# Question Answering
Este notebook aplica Question Answering otimizado em documentos longos

### Como funciona:
1. Extrai o texto do PDF/DOCX
2. Divide em *chunks* moderados
3. Cria embeddings dos chunks (SentenceTransformers)
4. Indexa os embeddings no **FAISS**
5. Ao receber uma pergunta:
   - Busca no FAISS os chunks mais relevantes
   - Passa somente esses trechos ao modelo QA (DistilBERT ou RoBERTa)
---


In [None]:

!pip install transformers torch pdfplumber python-docx nltk faiss-cpu sentence-transformers


In [17]:

import pdfplumber
from docx import Document
from transformers import pipeline
import torch
import nltk
import os
import time
import faiss
from sentence_transformers import SentenceTransformer

nltk.download('punkt')

device = 0 if torch.cuda.is_available() else -1

models = {
    # "distilbert": pipeline("question-answering", model="distilbert-base-uncased-distilled-squad", device=device),
    "falconsai": pipeline("question-answering", model="Falconsai/question_answering_v2", device=device),
    "bert": pipeline("question-answering", model="usamakenway/Bert-question-answering-optimized", device=device),
    "roberta": pipeline("question-answering", model="deepset/xlm-roberta-large-squad2", device=device)
}

# embeddings
embedder = SentenceTransformer("sentence-transformers/all-MiniLM-L6-v2")

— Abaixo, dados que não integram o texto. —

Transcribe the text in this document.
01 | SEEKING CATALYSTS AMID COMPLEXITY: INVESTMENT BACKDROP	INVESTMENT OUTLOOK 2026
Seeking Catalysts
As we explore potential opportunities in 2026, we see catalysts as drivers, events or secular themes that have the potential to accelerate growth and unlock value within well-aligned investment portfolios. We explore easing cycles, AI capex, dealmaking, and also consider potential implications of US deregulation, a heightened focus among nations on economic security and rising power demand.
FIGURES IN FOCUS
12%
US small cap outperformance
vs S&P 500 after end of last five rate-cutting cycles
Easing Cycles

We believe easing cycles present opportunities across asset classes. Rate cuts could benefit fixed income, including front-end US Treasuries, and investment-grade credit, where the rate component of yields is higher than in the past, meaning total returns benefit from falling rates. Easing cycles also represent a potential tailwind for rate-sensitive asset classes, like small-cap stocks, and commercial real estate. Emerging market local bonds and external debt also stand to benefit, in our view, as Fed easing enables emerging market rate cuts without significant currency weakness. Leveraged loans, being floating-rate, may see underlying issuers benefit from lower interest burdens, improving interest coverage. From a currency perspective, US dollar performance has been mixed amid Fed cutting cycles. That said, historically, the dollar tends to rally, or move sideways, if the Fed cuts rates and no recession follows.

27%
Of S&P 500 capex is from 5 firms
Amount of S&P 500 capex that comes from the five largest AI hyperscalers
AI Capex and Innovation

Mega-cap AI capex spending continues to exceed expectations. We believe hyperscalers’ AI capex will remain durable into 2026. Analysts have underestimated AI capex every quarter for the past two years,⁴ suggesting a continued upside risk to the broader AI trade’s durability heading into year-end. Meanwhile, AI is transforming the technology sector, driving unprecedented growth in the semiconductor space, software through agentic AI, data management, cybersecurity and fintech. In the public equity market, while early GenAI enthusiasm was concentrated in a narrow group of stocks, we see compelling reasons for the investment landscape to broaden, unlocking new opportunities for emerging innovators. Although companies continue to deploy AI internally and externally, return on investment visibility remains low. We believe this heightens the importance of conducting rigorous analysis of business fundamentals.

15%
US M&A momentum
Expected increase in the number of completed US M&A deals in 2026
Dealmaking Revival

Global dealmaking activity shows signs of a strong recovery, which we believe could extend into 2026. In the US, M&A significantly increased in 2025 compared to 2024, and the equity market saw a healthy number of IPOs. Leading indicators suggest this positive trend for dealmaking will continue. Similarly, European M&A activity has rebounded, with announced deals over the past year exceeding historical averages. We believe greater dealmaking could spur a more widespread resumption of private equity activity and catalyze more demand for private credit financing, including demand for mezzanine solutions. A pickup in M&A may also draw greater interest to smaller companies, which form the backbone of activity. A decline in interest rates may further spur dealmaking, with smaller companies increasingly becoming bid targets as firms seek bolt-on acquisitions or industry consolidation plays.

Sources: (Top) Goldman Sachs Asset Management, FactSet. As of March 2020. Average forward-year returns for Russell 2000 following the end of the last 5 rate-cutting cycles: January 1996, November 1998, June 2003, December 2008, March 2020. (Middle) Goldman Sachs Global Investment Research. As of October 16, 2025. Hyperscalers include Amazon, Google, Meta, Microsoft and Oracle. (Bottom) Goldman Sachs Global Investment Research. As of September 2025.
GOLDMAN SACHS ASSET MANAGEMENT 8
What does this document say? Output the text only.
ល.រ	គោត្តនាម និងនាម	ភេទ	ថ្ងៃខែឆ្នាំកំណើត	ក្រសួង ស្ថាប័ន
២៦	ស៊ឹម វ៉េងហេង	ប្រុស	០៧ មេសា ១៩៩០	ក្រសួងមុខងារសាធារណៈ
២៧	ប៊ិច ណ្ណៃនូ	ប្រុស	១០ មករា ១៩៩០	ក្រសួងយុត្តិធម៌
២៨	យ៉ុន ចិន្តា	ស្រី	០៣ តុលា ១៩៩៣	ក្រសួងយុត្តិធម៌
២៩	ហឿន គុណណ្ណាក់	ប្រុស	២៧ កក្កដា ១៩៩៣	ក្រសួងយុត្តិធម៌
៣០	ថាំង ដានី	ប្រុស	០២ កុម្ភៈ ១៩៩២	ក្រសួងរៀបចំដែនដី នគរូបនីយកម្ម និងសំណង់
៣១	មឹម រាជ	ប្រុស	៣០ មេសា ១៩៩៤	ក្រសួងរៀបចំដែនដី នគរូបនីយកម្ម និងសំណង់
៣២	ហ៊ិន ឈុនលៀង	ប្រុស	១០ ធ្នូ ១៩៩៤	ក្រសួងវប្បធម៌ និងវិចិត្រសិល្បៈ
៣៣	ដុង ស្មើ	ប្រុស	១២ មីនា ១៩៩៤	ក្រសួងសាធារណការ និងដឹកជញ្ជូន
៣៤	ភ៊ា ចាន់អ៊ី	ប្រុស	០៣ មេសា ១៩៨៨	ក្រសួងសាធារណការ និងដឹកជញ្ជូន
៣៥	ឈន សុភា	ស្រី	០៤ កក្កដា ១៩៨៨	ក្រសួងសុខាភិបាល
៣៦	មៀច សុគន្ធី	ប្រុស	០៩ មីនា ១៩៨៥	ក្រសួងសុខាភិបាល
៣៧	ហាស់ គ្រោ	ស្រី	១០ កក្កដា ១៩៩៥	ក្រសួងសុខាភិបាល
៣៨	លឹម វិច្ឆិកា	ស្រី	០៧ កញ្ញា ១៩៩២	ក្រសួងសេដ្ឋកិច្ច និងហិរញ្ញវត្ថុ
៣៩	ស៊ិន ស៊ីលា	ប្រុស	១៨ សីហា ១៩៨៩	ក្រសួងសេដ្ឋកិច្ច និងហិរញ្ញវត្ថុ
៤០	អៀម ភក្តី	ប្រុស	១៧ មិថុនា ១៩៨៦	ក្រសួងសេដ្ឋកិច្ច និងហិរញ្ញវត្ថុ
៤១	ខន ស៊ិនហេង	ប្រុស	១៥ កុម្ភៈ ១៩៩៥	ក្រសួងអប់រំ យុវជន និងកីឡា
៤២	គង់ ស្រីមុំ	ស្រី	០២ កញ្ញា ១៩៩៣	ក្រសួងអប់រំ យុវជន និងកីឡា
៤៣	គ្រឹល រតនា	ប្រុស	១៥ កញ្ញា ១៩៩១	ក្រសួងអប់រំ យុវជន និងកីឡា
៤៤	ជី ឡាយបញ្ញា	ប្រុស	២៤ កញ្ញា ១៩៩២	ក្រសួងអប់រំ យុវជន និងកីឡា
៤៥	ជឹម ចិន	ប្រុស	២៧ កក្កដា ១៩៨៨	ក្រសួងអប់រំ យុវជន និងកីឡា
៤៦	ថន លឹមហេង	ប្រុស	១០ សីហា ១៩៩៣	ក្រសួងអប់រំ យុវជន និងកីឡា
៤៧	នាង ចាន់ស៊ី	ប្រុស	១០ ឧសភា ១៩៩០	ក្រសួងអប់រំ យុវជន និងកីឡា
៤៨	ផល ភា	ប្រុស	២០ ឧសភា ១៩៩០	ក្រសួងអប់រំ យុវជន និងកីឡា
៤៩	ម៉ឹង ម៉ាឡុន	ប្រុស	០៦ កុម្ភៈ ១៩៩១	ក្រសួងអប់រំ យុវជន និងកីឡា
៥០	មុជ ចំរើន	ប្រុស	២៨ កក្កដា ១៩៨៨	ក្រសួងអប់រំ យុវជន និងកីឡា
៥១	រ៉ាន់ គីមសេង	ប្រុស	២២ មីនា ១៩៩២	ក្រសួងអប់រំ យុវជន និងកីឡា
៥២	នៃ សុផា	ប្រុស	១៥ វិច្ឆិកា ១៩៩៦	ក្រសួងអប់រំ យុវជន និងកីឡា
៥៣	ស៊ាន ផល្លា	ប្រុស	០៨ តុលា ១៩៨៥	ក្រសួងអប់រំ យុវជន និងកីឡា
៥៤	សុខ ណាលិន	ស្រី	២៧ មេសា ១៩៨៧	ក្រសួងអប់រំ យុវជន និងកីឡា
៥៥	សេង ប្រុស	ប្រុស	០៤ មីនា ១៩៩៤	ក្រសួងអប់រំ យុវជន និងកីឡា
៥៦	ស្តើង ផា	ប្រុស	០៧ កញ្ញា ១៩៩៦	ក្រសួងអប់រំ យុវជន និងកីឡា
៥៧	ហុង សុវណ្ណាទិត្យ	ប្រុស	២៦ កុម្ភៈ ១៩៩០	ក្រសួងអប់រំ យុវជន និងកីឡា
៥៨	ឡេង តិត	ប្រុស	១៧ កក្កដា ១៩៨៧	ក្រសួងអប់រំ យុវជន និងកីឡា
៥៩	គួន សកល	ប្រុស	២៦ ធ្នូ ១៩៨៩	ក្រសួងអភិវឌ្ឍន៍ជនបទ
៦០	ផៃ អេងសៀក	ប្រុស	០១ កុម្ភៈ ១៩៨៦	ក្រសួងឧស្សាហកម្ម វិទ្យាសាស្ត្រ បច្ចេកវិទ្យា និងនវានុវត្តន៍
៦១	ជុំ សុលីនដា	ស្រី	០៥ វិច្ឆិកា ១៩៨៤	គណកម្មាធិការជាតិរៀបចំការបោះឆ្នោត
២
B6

[nltk_data] Downloading package punkt to /root/nltk_data...
[nltk_data]   Package punkt is already up-to-date!
Device set to use cuda:0


pytorch_model.bin:   0%|          | 0.00/436M [00:00<?, ?B/s]

tokenizer_config.json:   0%|          | 0.00/401 [00:00<?, ?B/s]

vocab.txt: 0.00B [00:00, ?B/s]

model.safetensors:   0%|          | 0.00/436M [00:00<?, ?B/s]

tokenizer.json: 0.00B [00:00, ?B/s]

special_tokens_map.json:   0%|          | 0.00/125 [00:00<?, ?B/s]

Device set to use cuda:0
Some weights of the model checkpoint at deepset/xlm-roberta-large-squad2 were not used when initializing XLMRobertaForQuestionAnswering: ['roberta.pooler.dense.bias', 'roberta.pooler.dense.weight']
- This IS expected if you are initializing XLMRobertaForQuestionAnswering from the checkpoint of a model trained on another task or with another architecture (e.g. initializing a BertForSequenceClassification model from a BertForPreTraining model).
- This IS NOT expected if you are initializing XLMRobertaForQuestionAnswering from the checkpoint of a model that you expect to be exactly identical (initializing a BertForSequenceClassification model from a BertForSequenceClassification model).
Device set to use cuda:0


In [4]:

def extract_text(file_path):
    extension = os.path.splitext(file_path)[1].lower()
    text = ""

    if extension == '.pdf':
        with pdfplumber.open(file_path) as pdf:
            for page in pdf.pages:
                page_text = page.extract_text()
                if page_text:
                    text += page_text + "\n"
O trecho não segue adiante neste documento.